Chile is one of South America's most important wine-producing countries. Occupying a thin strip down the western coast of the continent, it is home to a wide range of terroirs, and an equally wide range of wine styles. The Chilean viticultural industry is often associated in export markets with consistent, good-value wines, but some world-class reds are also made, commanding high prices. For red wines the initial export mainstays have been Bordeaux varieties of Cabernet Sauvignon and Merlot. Chile’s golden age was the end of the 19th century, when the rest of the wine world had been crippled by downy mildew and phylloxera but this isolated wine producer could supply almost limitless quantities of healthy, deep-coloured wine, made from familiar vinifera vines that had been imported into Chile earlier in the century.

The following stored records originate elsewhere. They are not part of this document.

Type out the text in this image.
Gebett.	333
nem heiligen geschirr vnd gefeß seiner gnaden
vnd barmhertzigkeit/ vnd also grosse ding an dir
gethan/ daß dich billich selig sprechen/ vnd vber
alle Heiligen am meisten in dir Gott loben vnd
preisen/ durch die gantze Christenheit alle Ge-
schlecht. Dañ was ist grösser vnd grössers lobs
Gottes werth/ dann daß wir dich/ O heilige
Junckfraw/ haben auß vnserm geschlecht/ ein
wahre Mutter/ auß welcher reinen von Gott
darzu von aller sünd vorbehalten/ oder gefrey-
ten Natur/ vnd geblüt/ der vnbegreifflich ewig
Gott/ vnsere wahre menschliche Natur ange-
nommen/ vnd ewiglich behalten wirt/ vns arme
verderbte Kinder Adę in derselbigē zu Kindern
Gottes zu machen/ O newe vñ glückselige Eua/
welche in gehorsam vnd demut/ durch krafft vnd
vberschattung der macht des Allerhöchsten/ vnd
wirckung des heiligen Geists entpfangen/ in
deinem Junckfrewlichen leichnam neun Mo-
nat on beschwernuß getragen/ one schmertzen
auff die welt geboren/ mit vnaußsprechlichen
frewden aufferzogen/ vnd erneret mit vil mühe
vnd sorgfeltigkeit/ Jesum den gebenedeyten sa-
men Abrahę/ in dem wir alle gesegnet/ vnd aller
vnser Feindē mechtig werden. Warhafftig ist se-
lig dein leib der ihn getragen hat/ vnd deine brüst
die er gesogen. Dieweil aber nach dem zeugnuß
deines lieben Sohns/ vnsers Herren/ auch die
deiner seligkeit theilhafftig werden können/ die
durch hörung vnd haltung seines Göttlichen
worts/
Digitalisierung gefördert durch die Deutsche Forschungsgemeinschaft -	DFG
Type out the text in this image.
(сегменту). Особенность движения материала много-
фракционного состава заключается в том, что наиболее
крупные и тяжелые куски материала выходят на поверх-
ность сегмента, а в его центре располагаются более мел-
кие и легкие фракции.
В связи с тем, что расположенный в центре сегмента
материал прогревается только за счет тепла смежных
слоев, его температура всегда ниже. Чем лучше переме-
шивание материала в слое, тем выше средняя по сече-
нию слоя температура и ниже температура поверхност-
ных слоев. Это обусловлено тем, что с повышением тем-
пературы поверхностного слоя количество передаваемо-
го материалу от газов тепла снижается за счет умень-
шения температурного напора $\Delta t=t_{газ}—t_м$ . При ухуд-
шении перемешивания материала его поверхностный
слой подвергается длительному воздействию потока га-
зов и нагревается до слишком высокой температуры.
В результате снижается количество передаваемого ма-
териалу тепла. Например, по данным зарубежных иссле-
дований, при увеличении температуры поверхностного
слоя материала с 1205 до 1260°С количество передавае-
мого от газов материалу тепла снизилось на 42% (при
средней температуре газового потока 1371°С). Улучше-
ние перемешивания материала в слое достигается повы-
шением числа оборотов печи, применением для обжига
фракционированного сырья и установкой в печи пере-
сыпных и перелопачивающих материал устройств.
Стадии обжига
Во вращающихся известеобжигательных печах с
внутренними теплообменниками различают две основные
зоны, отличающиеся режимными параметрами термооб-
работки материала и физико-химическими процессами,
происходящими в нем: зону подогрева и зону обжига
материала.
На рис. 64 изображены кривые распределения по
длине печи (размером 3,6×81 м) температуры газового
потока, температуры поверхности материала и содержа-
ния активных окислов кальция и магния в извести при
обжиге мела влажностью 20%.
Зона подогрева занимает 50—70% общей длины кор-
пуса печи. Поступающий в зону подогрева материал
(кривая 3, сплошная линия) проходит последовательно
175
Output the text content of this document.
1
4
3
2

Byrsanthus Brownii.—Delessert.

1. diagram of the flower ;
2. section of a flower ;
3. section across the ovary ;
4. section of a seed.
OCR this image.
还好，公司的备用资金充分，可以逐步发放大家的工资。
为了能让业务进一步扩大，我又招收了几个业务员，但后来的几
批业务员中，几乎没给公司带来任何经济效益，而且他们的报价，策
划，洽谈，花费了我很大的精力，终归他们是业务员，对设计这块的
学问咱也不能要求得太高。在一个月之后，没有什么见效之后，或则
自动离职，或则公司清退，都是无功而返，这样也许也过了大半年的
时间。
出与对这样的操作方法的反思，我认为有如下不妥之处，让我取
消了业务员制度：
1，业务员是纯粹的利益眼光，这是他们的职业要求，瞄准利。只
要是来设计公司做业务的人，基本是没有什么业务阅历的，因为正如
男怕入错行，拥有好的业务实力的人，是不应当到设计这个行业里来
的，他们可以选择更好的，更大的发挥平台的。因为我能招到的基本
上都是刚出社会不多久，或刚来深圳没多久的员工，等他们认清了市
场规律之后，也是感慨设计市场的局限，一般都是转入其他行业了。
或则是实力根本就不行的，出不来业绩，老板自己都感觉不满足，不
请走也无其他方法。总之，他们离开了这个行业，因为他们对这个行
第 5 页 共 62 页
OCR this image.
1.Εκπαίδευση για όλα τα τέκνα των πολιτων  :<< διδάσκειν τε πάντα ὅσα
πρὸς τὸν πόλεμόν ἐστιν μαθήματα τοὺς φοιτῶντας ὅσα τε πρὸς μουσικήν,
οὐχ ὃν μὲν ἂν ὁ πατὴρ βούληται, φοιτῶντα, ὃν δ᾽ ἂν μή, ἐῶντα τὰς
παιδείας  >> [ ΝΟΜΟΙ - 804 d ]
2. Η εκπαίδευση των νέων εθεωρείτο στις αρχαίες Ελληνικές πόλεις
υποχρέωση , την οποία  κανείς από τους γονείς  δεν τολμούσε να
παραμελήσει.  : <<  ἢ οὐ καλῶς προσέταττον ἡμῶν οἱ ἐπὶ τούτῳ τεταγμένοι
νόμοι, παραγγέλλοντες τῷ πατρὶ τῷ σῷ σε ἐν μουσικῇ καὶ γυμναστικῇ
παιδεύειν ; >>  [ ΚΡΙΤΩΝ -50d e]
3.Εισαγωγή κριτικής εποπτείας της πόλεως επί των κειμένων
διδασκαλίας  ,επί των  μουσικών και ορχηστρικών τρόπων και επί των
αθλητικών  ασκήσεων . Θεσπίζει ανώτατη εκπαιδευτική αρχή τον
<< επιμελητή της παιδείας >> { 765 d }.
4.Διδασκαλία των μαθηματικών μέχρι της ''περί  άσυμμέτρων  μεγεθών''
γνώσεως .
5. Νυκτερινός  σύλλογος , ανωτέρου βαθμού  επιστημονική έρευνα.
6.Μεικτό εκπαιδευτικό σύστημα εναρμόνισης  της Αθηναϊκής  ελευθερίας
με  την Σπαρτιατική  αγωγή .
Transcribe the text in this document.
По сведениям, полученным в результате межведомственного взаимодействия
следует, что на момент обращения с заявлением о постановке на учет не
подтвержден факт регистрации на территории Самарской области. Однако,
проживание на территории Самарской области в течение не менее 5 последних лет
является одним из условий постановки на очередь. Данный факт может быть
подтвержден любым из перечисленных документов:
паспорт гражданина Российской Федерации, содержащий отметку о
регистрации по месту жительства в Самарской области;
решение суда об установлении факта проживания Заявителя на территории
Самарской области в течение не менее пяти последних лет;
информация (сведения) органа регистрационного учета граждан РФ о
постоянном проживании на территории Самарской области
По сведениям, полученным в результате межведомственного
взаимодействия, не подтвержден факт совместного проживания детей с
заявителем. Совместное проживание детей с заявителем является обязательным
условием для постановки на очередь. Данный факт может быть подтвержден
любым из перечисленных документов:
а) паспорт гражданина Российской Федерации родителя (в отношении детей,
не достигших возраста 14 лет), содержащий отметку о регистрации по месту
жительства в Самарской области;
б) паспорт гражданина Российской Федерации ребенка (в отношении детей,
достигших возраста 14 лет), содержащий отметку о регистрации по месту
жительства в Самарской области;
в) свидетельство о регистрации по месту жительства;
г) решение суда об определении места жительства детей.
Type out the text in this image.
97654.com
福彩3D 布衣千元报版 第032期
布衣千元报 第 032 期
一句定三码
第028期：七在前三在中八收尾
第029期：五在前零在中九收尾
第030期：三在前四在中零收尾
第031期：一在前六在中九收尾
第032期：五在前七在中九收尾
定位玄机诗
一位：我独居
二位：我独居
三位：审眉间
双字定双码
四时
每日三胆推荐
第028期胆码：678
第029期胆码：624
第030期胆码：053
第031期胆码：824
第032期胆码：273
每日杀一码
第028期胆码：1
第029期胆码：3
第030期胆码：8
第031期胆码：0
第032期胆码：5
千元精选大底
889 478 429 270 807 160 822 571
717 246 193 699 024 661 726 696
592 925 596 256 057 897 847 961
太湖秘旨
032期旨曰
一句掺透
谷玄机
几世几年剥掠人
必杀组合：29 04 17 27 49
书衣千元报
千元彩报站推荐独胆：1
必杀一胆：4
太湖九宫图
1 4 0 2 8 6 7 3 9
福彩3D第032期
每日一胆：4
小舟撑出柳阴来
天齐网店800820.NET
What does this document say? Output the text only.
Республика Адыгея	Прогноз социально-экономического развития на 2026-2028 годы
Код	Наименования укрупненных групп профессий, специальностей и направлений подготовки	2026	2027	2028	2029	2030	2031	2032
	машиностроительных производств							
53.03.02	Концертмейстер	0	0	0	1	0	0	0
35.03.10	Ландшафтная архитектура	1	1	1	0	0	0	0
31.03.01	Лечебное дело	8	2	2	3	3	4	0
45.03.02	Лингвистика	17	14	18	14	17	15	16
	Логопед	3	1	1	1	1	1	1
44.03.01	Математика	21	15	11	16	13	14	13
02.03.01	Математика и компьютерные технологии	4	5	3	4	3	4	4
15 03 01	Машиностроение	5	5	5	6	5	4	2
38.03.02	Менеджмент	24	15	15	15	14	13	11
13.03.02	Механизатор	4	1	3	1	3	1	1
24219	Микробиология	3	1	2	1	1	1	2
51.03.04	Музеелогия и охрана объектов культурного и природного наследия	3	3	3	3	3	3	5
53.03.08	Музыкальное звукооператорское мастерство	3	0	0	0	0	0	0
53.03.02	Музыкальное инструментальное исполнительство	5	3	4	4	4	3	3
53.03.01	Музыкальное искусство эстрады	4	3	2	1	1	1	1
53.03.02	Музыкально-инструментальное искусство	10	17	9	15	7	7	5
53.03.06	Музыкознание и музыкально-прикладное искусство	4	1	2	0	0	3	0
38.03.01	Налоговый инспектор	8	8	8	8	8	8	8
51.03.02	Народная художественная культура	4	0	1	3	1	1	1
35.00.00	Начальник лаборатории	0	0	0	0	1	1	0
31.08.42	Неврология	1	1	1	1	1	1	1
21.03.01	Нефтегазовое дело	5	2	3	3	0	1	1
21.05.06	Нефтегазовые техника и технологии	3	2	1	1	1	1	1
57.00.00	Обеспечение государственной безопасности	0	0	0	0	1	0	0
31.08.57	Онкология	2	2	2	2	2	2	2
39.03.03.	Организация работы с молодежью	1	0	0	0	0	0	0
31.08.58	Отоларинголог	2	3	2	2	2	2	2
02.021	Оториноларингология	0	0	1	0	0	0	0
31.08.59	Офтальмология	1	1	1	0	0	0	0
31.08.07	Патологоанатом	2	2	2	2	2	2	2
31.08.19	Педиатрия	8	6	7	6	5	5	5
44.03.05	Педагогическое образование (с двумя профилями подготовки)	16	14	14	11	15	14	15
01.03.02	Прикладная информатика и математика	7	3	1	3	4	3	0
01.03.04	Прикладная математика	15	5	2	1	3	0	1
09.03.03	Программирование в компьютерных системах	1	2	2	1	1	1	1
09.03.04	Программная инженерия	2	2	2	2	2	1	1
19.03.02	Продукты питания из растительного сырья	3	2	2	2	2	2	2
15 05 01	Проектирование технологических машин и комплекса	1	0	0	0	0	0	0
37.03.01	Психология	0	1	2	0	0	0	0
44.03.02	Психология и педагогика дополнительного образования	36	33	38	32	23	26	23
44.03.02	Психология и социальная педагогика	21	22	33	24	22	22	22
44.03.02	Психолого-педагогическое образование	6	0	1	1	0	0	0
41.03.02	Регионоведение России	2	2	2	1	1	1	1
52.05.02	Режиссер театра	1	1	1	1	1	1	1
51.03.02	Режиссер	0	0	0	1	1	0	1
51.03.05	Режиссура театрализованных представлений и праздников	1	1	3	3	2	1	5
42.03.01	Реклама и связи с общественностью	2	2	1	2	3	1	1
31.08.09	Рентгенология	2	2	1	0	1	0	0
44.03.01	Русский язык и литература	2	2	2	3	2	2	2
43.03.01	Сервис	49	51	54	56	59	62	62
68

Chile’s most important red wine variety by far is Cabernet Sauvignon, which accounts for more than a third of all vines planted. País (Criolla Chica in Argentina), grown mainly in the unirrigated south, ends up in cheap cartons sold on the local market. Merlot still has a very strong presence but less so than before the formal identification in 1994 of the old Bordeaux variety Carmenère. For many years no distinction was made between the two varieties and many vineyards had mixed plantings. A growing pride in what many refer to as Chile’s signature variety has resulted in many more high-quality wines labelled Carmenère or comprising Carmenère blends. But Chile's fine wines now include Syrahs, Malbecs, old vine Carignan from Maule and, increasingly, red blends.